I was in the eighth grade. My history teacher attempted to fill the classroom with various holiday decorations during the winter holiday season. I finally felt that someone had acknowledged how unfair it was to belittle one religion by paying unequal attention to it. But then a student stood up, offended because he was an atheist.
I was in the tenth grade. I heard an announcement for a Christian club meeting. I went to the principal, and asked why there wasn’t a club for every other religion. She said that if I wanted to start a Jewish club, I could, and that all that was required was a teacher to sponsor the club. It seemed like a fair response, until I realized that by attempting to create a Jewish club, I’d be isolating those students whose religion was not Christian or Jewish.
I was graduating from the 12th grade. At the graduation ceremony, the chorus sang songs with lyrics that included religious terms, even the name “Jesus.” Exhausted from 12 years of disappointments in my school system’s deviation from what I deemed a necessary separation of religion and school affairs, I did not object further than by telling my principal on my way out, “I didn’t appreciate the songs that the chorus sang.”

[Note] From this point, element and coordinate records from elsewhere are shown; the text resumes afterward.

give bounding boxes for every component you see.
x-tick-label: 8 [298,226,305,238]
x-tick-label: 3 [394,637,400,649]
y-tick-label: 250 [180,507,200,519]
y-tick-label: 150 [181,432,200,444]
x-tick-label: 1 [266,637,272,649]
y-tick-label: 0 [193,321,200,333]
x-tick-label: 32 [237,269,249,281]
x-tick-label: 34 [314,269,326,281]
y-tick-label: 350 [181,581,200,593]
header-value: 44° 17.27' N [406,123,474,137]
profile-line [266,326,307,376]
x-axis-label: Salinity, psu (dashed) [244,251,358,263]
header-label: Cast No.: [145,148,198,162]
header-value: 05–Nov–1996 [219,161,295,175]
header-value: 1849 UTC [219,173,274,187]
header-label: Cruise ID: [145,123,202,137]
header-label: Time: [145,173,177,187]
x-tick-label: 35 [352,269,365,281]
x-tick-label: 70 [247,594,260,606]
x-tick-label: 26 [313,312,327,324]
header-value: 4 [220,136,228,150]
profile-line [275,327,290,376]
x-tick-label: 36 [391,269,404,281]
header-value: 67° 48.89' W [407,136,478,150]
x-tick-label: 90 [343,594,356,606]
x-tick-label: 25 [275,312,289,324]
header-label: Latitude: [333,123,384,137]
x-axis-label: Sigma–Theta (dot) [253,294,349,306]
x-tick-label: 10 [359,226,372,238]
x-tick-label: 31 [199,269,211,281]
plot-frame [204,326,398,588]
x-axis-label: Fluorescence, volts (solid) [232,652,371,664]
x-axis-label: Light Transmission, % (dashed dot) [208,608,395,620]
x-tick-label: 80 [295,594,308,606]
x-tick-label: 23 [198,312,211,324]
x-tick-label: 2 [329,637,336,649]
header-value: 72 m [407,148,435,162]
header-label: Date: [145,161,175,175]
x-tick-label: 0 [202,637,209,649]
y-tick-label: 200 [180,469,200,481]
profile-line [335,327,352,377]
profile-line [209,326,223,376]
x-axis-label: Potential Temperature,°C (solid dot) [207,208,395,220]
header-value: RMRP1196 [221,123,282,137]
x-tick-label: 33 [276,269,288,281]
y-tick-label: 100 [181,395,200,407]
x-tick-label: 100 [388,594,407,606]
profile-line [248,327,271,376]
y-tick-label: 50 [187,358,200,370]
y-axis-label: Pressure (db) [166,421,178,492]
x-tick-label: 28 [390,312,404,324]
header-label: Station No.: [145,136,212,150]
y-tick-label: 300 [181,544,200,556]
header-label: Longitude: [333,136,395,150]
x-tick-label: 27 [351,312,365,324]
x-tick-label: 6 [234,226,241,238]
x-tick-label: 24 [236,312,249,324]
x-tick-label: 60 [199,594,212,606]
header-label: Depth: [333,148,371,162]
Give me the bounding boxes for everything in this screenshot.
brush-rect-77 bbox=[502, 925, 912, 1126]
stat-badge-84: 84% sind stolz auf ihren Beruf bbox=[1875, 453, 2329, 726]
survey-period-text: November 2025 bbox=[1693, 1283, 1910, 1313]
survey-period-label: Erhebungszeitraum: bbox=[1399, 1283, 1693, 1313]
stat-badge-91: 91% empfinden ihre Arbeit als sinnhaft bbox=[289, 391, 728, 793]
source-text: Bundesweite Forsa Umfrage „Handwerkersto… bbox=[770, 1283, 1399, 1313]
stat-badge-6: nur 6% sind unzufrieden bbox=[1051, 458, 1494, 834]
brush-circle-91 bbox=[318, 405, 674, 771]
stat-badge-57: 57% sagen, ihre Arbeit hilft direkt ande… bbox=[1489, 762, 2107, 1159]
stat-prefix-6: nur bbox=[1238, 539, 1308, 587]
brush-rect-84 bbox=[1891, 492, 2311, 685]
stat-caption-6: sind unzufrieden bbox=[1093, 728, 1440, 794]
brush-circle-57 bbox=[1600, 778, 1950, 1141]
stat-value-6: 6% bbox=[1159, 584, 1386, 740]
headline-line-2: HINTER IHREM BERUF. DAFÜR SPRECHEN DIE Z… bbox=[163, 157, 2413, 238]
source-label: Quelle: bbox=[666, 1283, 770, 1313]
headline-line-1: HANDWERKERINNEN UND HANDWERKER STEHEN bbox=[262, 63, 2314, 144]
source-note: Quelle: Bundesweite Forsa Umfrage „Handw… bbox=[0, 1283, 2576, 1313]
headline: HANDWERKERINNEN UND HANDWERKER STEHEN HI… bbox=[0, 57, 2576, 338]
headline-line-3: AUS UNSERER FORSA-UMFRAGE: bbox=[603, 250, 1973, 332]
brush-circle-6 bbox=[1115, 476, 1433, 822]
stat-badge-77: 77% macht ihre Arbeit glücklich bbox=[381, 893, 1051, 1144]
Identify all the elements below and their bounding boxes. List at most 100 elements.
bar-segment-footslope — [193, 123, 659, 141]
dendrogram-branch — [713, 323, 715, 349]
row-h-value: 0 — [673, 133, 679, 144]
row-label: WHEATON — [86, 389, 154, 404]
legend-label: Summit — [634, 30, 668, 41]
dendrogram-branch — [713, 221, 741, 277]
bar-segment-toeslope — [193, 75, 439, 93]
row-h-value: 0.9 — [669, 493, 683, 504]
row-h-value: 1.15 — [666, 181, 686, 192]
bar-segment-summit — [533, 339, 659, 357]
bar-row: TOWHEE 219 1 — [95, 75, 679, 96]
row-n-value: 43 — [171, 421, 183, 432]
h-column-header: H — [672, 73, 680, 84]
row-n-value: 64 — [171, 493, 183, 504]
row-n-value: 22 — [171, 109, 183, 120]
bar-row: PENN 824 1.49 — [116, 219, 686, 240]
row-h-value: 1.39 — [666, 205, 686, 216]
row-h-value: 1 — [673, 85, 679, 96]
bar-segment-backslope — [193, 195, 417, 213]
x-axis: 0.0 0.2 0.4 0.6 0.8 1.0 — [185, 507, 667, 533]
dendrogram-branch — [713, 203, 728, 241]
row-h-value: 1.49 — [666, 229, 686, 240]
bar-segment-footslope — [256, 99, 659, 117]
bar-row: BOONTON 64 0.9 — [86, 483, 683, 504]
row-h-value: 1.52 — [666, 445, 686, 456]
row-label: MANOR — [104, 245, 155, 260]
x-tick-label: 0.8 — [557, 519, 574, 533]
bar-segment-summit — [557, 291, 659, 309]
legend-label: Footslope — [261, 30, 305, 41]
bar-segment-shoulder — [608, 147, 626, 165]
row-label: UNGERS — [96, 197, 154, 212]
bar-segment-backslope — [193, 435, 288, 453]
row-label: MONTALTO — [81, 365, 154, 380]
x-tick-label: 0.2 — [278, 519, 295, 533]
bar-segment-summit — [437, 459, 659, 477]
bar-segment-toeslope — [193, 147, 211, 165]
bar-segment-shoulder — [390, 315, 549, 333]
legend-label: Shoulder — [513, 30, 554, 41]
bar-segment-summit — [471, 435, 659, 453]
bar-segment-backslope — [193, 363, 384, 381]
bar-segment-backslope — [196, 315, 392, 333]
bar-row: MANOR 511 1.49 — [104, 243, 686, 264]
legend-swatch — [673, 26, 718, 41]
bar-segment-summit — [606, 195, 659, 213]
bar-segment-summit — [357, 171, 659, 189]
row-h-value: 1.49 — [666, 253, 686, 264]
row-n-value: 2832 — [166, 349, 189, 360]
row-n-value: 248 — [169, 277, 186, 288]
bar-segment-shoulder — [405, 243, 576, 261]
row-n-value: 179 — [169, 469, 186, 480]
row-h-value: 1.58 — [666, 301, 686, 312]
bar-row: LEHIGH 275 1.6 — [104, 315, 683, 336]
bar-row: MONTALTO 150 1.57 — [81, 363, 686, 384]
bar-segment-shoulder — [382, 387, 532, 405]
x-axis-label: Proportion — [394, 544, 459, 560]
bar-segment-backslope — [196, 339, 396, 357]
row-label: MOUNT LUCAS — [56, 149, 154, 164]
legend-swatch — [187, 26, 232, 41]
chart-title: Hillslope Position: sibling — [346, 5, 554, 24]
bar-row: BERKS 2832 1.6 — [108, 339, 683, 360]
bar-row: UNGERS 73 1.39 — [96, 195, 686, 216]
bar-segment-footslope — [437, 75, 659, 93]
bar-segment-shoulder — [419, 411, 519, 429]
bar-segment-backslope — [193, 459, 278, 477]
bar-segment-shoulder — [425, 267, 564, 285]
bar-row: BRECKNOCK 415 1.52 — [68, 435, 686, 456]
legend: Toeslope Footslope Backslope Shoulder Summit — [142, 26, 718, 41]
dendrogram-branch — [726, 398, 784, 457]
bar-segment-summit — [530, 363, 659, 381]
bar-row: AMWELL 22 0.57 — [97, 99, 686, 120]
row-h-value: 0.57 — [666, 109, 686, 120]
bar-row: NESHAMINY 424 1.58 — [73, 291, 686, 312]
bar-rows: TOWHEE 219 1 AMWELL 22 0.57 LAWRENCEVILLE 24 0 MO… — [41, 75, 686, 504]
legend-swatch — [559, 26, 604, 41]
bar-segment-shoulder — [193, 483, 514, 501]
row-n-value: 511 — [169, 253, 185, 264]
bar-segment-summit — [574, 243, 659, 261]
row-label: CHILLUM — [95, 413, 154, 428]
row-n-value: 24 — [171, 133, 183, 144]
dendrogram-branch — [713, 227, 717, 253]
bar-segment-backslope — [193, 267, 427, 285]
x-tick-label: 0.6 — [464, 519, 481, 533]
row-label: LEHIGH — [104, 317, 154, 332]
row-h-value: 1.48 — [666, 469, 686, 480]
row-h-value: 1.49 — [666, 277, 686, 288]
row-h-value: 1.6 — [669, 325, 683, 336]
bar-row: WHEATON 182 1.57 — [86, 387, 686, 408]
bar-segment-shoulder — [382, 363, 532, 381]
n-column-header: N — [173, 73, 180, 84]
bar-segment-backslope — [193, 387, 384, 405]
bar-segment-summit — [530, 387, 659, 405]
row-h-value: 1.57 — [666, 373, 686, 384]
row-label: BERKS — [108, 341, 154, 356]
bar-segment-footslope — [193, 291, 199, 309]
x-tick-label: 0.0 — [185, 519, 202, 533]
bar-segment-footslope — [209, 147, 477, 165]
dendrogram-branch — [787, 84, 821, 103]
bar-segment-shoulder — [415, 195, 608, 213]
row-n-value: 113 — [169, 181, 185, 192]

The lack of division between church and state creates a division between students based on religion. It classifies each student, and some classes will perennially be given more attention than the others. I had felt abnormal as a student only because I didn’t receive Christmas gifts. No child should have to go through that feeling of utter isolation, no child should have to wonder why their religion isn’t perceived as significant as another, no child should have to deal with religion in school.
Students often applied typical stereotypes of Jewish people to me. I have been called cheap for picking up a penny on the sidewalk for good luck. Had a student of any other faith picked up that penny, no accusations would have been made. I was assumed to have certain viewpoints just because I was Jewish, and all Jewish people have the same viewpoints. If religion was not dominant in schools–if holidays were not celebrated at school, if prayers were not said, if clubs based on religion were not active–I, just as many other students, would not have had to handle the emotional turmoil resulting from preconceived notions and from the undesired destiny of mental solitude.
America is an enduring melting pot, a country that advocates rights to everyone regardless of their religion. Involving religion in public schools bluntly contradicts what America stands for, because no public school–no matter how hard it tried–could possibly satisfy the religious needs and wants of every student. Atheists are typically not even considered. There is absolutely no way to appease every student, and therefore religion should never be entangled with public schools.
Faith in the public education system is being destroyed by a lack of equality. This cannot be rectified under the continuing religious bias. In a world being torn apart by beliefs, the future’s only hope for unity is that American citizens will be educated as a nation instead of under God.